I just read Delia Ephron's new book, Sister Mother Husband Dog, Etc. In one of her essays she discussed her writing day. She writes from 9-noon and 2-5. As I read this, I felt the vice of frustration tightened across my chest. What a luxury!  During the week I can rarely squeeze out an hour of writing time. I have a big project for work that I try to keep from spilling into my private hours, but the exhaustion generated at the end of each day makes it impossible to do anything but veg in front of the boob tube during the week. It is only on the weekends that I have the luxury of a couple of hours of uninterrupted time.

This year I'm trying to finish mystery novel. I'm two-thirds of the way through the third rewrite. A couple of weeks ago I realized the middle needed to be rearranged, the characters better fleshed out, the clues and red herrings...well, you get the idea.

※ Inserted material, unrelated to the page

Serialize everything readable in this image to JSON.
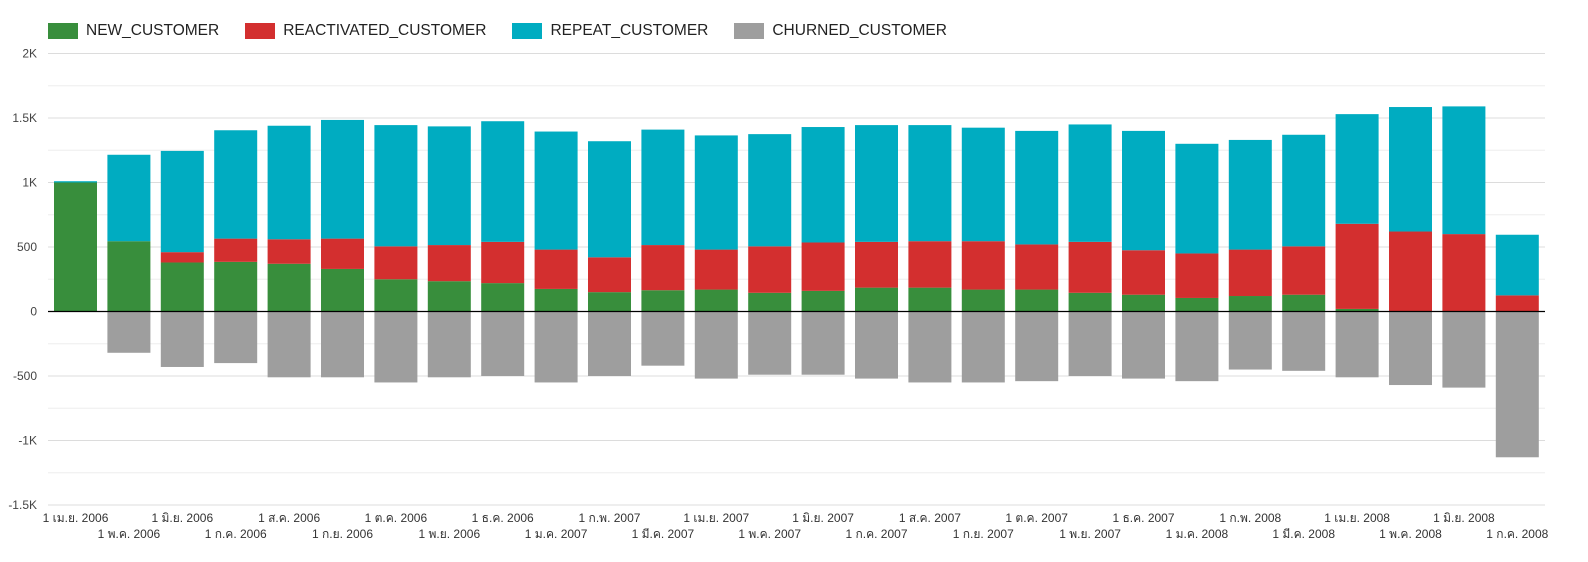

Last week, I finally got all the various scenes rearranged, but I haven't done any new writing in a month. I had set myself a goal of finishing this draft in September and then have the members of the critique group I’m in read the completed draft. Well, September has come and gone along with my goal. At the moment my writing life sucks. So I sent email to the group, letting them know I wouldn’t have anything to share at our Skype session ( We meet in person once a month and then have a Skype session in between). Shortly there after, a flurry of email responses popped up in my inbox.

As it turned out, none of us had anything to share. All of us were having the same problem: too many demands on our time, leaving little or no time write. We decided to Skype anyway. We all needed a place to vent our frustrations.  So at the appointed hour of our session, we all joined in with wine, beer and, in my case, Bailey's in hand.

After we ranted for an hour and half, what came out was that we all have careers and family obligations. Those in and of themselves are not the problem, but add to that all of us are driven by the need to write, all of us have Type A personalities, and we are use to setting and meeting goals in our career lives. But we can’t seem to meet them in our writing lives. There isn’t enough time left in the day to WRITE. Frustration, like pressure in a propane tank, builds until a simple comment becomes the point of ignition. BAM!!!

The explosion and fire that ensues burns everything and everyone in its path. Even the clean up afterwards can't erase the scars.

So how to relieve the pressure before the ignition point is reached? Here’s some ideas we came up with and a few I added afterwards:

1. Call up a writer friend and rant (our Skype session). A writer friend has been there, too. Friends and family, who don’t write, will try to be sympathetic but they won’t get why you are ready to rip the front door off its hinges, quit your job, divorce your spouse or lover, and send your children off to boarding school.

2. Forgive yourself for not meeting your writing goals. Accept that daily life gets in the way.

3. Take up the gauntlet again, because writing is the only way to get over the frustration (and the guilt) of not writing. 

Be realistic about the demands on your time that your life puts on you. Find alternative ways to meet your writing goals. 

Write in small chunks when you don’t have a stretch of time. Instead of trying to write a chapter in two days, break it down into scenes that you can write over a week. E. L. James, author of Fifty Shades of Grey, said she wrote on the bus, tube, and during lunch hours, while working as lawyer before she got published.

Determine a time each week when you can have a regular, longer stretch of writing time. Negotiate this with your family, spouse, lover, children, etc. AND STICK TO IT. If you don’t respect your writing time, neither will they.

4. Buy a tablet (iPad, Nexus 7, or whatever). It will become your best friend. With it you can write anywhere. I use Notes on my iPad to write a scene, email it to myself and then transfer it to Scrivener or Word on my laptop, depending on what I’m writing.

5. Join a writing group. They will be your tribe. They will understand you (see #1).